/PyIng

Python module to parse ingredient names. Splitting them into the ingredient, unit and quantity. It is trained on a publicly available dataset using Tensorflow.

Primary LanguageJupyter NotebookMIT LicenseMIT

PyIng - Ingredient parser

This is a python package for parsing ingredient strings. There is only one function parse_ingredients. It takes in a single string or list of strings and returns a dictionary containing the name, quantity and unit in that recipe string.

Get Started

First install the package using pip:

pip install pying

Then you can use it like follows:

from PyIng import parse_ingredients

ingredients = ["3 large melons", "5 1/2 cups water", "2 cups flour"]

parsed_ingredients = parse_ingredients(ingredients)
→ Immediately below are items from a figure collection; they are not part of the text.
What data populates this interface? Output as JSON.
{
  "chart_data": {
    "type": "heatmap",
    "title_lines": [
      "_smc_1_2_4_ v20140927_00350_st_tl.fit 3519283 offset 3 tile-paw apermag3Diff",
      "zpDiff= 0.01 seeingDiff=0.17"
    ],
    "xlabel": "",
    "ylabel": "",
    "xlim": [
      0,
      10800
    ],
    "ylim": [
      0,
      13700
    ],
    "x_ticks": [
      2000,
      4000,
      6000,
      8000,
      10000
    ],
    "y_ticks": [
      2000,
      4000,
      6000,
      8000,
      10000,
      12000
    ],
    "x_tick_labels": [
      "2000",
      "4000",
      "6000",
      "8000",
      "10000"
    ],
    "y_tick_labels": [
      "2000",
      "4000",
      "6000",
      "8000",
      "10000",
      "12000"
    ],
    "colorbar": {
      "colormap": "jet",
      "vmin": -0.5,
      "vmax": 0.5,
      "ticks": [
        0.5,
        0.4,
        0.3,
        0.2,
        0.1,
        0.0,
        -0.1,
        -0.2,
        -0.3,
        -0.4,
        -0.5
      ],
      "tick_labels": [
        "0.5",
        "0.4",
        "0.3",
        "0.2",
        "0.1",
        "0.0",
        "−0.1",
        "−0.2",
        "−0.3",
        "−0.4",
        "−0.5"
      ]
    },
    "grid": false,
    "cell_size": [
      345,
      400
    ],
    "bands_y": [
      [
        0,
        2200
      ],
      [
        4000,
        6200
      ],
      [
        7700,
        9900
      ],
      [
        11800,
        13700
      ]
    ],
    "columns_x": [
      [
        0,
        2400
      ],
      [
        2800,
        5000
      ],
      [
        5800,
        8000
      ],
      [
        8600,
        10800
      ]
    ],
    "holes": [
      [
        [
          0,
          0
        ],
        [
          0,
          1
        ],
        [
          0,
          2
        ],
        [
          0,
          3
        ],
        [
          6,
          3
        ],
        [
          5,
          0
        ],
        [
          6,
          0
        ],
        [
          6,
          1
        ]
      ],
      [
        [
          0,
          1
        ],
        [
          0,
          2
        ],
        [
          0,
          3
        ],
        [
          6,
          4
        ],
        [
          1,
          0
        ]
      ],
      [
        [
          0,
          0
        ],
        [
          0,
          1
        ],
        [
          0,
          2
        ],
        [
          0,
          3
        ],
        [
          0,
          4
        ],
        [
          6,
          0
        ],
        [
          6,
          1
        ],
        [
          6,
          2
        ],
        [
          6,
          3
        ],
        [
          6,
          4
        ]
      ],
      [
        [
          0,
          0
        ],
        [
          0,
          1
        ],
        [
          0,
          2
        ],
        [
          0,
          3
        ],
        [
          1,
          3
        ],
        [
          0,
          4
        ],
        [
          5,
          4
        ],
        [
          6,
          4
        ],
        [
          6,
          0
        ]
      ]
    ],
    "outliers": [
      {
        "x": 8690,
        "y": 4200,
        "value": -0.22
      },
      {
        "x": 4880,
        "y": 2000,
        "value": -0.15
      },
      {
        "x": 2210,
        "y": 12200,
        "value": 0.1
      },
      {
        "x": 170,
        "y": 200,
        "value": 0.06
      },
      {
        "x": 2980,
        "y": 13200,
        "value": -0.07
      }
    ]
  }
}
the output parsed_ingredients should look like so:

parsed_ingredients = [
    {
        "name": "melons",
        "unit": None,
        "qty": 3.0
    },
    {
        "name": "water",
        "unit": "cups",
        "qty": 5.5
    },
    {
        "name": "flour",
        "unit": "cups",
        "qty": 2
    }
]

Training the model

The ingredient parser uses a LSTM model written in tensorflow. It is trained on a publically available dataset produced by the new york times:

https://www.google.com/url?sa=t&rct=j&q=&esrc=s&source=web&cd=&cad=rja&uact=8&ved=2ahUKEwjowpyb9uj2AhWNiFwKHcFQBC8QFnoECAgQAQ&url=https%3A%2F%2Fgithub.com%2Fnytimes%2Fingredient-phrase-tagger&usg=AOvVaw1AHIgZ0BfSe8ddG7E8alYt

The entire model is trained using the train_model.ipynb and the model is saved in tflite format. Please try and improve on my model, it is far from optimal, I wanted to get something that works without spending too long.

THere are more details on training the model in the jupyter notebook.